Watermarking in PDF documents


I am starting now my first year of master and my project is about digital watermarking in PDF documents.

I start reading some papers, but I noticed that there are no really sufficient works done for hiding information in PDF documents.

I am reading now an article entitled "Blind digital watermarking in PDF documents using Spread Transform Dither Modulation" which was published very recently and done by Bitar W. A et al. I found this paper very interesting, so they hided a message using the x-coordinates in PDF documents. But I think applying the authors' method is very difficult since the authors did not provide any online MATLAB code. I am also wondering why the proposed hiding technique is not also used for the y-coordinates values?

Did anyone work in projects related to the above paper? I just want some important references to start with.


Solution

  • I'm not into this type of research but after seeing your question I downloaded the paper in question and read it.

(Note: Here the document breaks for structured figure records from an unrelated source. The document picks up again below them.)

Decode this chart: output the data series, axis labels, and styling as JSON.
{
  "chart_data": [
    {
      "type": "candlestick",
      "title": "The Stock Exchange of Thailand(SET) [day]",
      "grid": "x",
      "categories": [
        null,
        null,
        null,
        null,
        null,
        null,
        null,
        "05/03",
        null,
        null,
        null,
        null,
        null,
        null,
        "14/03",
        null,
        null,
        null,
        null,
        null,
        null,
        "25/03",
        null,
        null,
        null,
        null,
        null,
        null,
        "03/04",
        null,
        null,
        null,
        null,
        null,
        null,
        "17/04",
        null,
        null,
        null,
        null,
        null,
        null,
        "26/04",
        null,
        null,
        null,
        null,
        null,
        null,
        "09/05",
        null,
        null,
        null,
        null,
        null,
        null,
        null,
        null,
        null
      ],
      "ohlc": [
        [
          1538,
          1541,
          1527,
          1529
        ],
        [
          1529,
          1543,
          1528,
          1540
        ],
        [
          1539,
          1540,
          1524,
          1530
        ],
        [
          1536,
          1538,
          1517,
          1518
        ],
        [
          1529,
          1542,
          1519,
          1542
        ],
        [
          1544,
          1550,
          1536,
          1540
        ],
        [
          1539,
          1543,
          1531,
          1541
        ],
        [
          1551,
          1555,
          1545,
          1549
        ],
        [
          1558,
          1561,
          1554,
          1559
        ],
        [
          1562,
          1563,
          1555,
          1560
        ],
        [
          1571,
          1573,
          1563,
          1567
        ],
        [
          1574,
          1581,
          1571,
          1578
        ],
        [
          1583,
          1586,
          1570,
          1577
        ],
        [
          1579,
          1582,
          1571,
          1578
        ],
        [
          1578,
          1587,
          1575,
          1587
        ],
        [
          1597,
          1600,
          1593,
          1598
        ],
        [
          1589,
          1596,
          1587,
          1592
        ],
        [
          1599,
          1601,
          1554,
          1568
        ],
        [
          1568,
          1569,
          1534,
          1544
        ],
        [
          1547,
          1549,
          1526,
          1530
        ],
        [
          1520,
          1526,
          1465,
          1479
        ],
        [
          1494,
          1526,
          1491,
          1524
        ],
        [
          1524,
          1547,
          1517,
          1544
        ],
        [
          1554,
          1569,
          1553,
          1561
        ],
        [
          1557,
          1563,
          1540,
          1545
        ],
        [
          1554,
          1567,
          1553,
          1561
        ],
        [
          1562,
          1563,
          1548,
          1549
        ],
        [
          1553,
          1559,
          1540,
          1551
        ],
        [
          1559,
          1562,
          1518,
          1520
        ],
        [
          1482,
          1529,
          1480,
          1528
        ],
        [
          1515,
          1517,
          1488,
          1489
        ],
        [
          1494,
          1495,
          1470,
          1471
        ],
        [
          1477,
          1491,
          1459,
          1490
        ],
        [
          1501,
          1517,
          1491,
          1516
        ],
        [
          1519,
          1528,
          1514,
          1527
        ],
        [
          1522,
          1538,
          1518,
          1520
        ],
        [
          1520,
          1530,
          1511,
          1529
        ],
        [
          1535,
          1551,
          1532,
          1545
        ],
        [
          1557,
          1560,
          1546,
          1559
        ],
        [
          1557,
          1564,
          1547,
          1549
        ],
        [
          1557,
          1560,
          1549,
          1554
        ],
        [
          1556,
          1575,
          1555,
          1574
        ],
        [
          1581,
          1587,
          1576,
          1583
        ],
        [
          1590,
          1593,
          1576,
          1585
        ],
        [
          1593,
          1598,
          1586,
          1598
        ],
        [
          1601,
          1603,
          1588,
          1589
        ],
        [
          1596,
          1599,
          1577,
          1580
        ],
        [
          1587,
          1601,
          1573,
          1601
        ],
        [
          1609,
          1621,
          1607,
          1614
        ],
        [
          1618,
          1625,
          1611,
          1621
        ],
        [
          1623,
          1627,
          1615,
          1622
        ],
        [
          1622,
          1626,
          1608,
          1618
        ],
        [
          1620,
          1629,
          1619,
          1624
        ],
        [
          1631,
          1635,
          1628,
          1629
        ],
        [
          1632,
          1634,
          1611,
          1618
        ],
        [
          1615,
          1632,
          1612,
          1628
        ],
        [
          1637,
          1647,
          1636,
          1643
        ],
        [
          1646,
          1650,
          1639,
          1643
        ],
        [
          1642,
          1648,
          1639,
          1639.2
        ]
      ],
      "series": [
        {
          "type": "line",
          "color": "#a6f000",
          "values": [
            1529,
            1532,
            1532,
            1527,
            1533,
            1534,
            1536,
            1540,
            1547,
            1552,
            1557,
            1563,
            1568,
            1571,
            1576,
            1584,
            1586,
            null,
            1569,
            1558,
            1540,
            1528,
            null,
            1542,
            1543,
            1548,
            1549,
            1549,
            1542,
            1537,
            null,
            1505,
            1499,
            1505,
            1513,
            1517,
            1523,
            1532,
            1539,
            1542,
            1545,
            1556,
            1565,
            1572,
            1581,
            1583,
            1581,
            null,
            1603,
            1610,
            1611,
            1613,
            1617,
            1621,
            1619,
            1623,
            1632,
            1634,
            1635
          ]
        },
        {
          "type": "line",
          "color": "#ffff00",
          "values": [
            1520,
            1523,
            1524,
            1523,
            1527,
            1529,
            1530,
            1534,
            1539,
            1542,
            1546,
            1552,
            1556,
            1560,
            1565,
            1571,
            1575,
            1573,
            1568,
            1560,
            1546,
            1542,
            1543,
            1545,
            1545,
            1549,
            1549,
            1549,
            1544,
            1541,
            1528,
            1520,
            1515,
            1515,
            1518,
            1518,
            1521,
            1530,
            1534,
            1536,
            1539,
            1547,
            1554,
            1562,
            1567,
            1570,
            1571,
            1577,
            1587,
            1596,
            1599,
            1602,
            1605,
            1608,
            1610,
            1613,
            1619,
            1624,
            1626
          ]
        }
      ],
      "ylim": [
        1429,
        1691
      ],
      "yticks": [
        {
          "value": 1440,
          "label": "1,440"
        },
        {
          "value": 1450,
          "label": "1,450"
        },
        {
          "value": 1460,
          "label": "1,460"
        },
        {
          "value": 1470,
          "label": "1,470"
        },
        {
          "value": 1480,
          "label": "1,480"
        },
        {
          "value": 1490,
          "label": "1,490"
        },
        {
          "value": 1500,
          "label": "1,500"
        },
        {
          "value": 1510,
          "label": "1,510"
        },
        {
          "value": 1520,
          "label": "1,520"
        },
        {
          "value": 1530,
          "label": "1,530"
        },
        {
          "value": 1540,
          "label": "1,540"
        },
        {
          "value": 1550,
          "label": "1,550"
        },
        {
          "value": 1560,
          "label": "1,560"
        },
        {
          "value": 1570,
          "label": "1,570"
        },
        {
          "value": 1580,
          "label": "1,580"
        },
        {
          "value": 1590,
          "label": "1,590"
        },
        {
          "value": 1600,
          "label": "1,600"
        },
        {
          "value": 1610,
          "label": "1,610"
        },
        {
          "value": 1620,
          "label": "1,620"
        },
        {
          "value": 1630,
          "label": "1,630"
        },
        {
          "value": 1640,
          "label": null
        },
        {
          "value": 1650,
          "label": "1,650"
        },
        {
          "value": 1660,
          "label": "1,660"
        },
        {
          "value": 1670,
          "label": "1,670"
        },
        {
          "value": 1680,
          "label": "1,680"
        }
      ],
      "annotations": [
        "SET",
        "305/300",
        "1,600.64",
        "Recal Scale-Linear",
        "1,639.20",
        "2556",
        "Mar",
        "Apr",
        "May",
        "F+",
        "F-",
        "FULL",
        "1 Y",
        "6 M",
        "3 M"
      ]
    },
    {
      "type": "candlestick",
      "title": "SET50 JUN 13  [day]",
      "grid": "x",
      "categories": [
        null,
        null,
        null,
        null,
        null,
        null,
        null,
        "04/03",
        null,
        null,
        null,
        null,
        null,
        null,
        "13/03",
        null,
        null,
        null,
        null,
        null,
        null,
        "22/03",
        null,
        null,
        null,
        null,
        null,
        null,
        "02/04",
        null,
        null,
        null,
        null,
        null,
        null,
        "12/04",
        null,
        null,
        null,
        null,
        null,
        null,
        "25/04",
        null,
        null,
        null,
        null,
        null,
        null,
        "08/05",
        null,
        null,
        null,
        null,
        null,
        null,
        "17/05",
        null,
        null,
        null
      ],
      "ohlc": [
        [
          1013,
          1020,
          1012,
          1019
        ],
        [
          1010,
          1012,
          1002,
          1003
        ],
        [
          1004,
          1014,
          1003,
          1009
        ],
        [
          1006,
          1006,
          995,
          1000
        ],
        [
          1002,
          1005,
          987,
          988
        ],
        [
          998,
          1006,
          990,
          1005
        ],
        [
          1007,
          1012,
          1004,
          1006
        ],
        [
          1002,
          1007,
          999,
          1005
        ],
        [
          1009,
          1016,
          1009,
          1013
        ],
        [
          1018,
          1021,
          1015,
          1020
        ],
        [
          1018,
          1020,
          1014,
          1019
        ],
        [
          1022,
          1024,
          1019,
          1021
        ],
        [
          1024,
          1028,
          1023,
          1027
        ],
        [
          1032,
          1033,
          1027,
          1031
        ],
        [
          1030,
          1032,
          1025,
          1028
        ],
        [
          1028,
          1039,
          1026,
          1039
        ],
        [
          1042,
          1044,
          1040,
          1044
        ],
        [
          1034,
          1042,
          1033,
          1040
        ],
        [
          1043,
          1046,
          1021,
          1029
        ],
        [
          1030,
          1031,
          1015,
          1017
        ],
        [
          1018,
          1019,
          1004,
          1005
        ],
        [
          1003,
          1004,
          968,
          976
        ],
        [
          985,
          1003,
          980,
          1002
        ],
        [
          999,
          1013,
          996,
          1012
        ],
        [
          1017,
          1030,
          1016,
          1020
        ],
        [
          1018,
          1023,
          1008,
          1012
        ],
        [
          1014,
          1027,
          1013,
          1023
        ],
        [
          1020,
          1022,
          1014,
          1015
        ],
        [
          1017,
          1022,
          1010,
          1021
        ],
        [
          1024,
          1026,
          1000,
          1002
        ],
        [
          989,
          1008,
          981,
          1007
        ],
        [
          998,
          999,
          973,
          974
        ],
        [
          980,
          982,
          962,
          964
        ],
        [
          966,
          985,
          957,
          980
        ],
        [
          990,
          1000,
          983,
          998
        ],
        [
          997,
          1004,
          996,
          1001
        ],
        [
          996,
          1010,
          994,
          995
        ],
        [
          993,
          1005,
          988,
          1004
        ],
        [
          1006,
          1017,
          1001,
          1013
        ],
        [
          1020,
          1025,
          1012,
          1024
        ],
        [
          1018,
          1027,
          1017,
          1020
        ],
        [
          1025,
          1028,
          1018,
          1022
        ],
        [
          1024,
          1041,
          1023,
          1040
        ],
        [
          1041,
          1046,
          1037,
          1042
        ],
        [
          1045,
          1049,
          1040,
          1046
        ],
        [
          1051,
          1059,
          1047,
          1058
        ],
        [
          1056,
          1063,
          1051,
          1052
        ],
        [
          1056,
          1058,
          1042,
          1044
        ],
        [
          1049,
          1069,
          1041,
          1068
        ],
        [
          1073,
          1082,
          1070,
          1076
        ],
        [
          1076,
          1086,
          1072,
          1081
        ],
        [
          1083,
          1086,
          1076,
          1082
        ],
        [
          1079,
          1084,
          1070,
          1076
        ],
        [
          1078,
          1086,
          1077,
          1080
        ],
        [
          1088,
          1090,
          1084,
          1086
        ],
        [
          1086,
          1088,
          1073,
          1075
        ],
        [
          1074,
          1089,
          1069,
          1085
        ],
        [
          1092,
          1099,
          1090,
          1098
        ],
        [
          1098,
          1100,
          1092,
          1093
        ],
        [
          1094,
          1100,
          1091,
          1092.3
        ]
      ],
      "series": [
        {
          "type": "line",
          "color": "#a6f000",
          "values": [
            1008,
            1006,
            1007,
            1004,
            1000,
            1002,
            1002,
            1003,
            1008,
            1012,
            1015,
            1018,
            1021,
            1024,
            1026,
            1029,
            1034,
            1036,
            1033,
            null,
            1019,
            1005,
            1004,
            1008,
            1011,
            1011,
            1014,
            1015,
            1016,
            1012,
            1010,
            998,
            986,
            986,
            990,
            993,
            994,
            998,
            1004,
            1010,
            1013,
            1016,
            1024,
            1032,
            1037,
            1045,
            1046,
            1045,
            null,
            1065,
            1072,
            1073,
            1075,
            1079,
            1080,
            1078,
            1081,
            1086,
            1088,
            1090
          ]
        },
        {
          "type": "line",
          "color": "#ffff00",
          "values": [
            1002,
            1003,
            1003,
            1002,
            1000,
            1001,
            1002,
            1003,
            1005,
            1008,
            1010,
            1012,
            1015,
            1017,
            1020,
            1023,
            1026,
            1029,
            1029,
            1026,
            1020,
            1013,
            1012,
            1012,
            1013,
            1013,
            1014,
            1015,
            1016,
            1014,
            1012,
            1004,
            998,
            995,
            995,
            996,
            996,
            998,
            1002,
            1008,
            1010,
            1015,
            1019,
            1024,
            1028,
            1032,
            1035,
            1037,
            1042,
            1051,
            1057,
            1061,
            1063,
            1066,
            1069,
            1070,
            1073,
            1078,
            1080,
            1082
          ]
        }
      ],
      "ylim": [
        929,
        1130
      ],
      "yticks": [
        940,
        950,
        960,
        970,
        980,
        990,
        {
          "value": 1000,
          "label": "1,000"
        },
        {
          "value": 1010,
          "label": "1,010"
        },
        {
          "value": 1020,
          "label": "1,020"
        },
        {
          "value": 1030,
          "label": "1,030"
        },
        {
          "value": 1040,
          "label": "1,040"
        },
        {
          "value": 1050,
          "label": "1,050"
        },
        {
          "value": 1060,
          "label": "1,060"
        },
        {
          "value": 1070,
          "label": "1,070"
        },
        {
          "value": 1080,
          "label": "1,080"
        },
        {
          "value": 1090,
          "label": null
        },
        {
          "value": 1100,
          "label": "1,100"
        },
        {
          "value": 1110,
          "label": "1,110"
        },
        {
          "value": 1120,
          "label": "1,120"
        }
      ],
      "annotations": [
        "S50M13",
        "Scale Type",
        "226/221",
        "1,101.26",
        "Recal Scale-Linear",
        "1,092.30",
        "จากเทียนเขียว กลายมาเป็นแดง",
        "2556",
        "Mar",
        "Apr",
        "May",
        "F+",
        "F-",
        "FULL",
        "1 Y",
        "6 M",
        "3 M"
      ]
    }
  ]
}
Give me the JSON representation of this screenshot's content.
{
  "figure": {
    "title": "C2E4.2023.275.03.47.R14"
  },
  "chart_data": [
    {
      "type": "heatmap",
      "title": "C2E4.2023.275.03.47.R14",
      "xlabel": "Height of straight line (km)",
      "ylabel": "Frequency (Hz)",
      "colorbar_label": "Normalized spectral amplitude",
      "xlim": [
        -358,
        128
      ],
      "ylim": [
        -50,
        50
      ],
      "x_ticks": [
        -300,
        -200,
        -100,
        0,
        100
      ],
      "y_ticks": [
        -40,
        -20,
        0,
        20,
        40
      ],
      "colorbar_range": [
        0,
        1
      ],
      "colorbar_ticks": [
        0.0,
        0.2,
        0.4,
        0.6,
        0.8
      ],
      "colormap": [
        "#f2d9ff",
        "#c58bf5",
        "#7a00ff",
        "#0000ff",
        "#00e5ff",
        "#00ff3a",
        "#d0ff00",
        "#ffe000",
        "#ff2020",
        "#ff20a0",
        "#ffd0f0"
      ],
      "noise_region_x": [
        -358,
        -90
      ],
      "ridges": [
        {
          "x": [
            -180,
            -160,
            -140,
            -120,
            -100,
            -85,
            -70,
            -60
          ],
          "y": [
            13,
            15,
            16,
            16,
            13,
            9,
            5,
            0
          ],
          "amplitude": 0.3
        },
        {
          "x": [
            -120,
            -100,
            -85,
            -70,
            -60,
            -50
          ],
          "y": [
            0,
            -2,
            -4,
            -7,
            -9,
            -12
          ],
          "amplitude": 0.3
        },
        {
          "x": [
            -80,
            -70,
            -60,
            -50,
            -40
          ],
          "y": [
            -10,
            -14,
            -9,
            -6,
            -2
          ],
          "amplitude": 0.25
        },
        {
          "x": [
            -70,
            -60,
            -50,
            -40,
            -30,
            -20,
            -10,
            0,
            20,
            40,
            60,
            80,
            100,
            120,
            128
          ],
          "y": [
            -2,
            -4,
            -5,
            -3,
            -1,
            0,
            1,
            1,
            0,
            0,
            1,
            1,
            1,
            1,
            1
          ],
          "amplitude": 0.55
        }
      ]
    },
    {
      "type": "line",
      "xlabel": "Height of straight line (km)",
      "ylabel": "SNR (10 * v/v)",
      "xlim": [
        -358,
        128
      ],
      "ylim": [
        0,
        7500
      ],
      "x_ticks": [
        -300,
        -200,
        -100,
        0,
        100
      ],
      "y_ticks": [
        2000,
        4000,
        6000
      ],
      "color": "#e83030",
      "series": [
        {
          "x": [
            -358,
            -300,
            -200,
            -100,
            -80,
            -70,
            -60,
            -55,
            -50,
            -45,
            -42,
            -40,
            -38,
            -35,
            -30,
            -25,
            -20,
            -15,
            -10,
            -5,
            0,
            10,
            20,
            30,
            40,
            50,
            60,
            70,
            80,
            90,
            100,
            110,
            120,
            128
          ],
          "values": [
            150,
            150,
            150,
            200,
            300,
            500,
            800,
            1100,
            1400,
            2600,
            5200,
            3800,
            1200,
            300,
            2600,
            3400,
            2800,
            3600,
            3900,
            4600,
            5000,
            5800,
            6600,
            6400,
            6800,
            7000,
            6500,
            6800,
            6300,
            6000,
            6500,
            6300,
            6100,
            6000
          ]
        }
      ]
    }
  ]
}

    In my eyes the technique does not live up to its promise. The article explains at the start

    The main idea behind this technique [Digital Watermarking] is that once a careful user detects the presence of the hidden message, he should be unable to remove that message without strongly altering the watermarked document.

    The article assumes that all such a user can do is to randomly change the x coordinates a bit, applying some noise, and calls its proposed method for information hiding robust as it indeed is quite robust against such noise attacks as long as they do not disturb the appearance too much.

    But there is a different, very straight forward method for such a careful user to remove the message without strongly altering (at least in a negative sense) the document, a method that does not apply random noise:

    There is a natural way to arrange the x coordinates of text on a line: by letting each glyph take the space matching its width according to the font information! If need be, the line additionally can be shortened or lengthened by applying character spacing. The result of this: the offsets applied to hide information are completely lost and the document appearance probably even improves (as natural, untampered character distances are used).

    Even if the font in question has been changed by removing glyph widths information, taking the average width of all occurrences of each glyph as its width should serve as a good approximation.